Eine Steuerumgehung oder das Vorliegen eines Rechtsmissbrauchs bedeuten nicht, dass auch der Tatbestand der Steuerhinterziehung erfüllt wäre. Steuerhinterziehung setzt vielmehr voraus, dass dem Finanzamt gegenüber vorsätzlich unrichtige oder unvollständige Angaben gemacht wurden oder dass das Finanzamt pflichtwidrig über steuerlich erhebliche Tatsachen in Unkenntnis gelassen wurde. Es muss also von den Ermittlungsbehörden exakt herausgearbeitet werden, in welcher Weise gegenüber den Finanzbehörden unrichtige Angaben gemacht wurden (inwiefern Steuererklärungen/Gewinn- und Verlustrechnungen/Bilanzen unrichtig waren oder sonst gegenüber dem Finanzamt falsche Angaben gemacht wurden).[1]

 
Hinweis

Steuerumgehung ist nicht gleich Steuerhinterziehung

Auf der Grundlage der oben zitierten BGH-Rechtsprechung kann es einen Steuerpflichtigen nicht entlasten, wenn die Unvollständigkeit der Steuererklärung darauf beruht, dass er einer "vertretbaren" Rechtsansicht folgte.

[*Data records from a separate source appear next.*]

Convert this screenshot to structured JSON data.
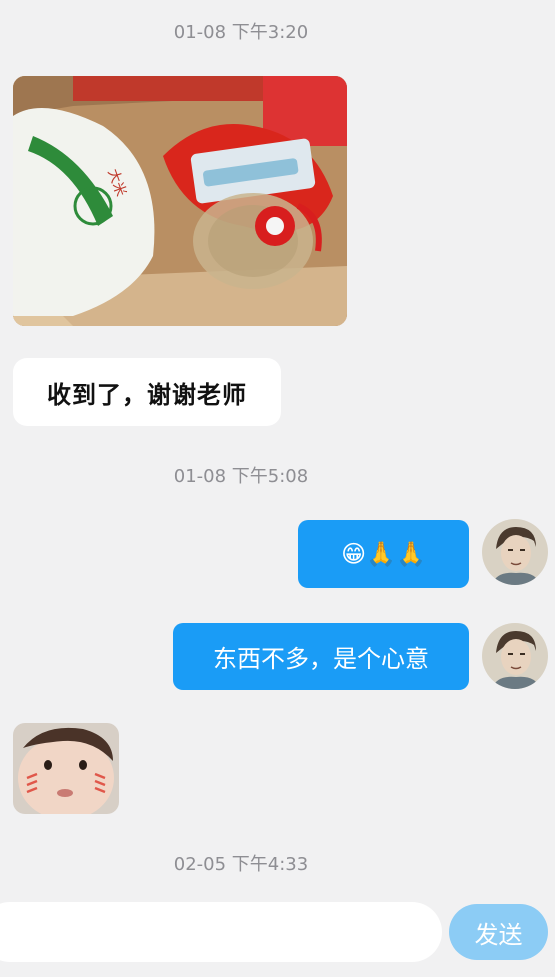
{
  "messages": {
    "ts1": "01-08 下午3:20",
    "ts2": "01-08 下午5:08",
    "ts3": "02-05 下午4:33",
    "received_text": "收到了，谢谢老师",
    "sent_1": "😁🙏🙏",
    "sent_2": "东西不多，是个心意"
  },
  "composer": {
    "send_label": "发送"
  },
  "colors": {
    "background": "#f1f1f2",
    "sent_bubble": "#1a9cf6",
    "send_button": "#8cccf5"
  },
  "icons": {
    "photo": "photo-image",
    "avatar": "user-avatar",
    "sticker": "baby-sticker"
  }
}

Denkt man diese Rechtsprechung konsequent zu Ende, muss im Grunde schon bei der Abgabe der Steuererklärung eine Betriebsprüfung gedanklich vorweggenommen werden; die Punkte, auf die der Prüfer später stößt, hätten unter Umständen dem Finanzamt bereits bei der Erklärungsabgabe offenbart werden müssen. Problematisch wird es für den Steuerpflichtigen, wenn sicher ist, dass das Finanzamt bei vollständiger Sachverhaltskenntnis eine andere Würdigung der Sach- und Rechtslage vorgenommen hätte.

Die Rechtsprechung zur weitgehenden Offenbarungspflicht mag zwar zu kritisieren sein, sie ist aber von den Steuerpflichtigen und ihren steuerlichen Beratern zu beachten. Der Umstand, dass sich der Umfang der Mitwirkungspflicht gem. § 90 Abs. 1 Satz 3 AO "nach den Umständen des Einzelfalls" richtet, dürfte in Verbindung mit der zitierten Rechtsprechung häufig Verunsicherung auslösen. Folge dieser Verunsicherung wird vor dem Hintergrund der strafrechtlichen Konsequenzen nicht selten die Empfehlung sein, dem Finanzamt im Zweifel eher zu viel als zu wenig mitzuteilen.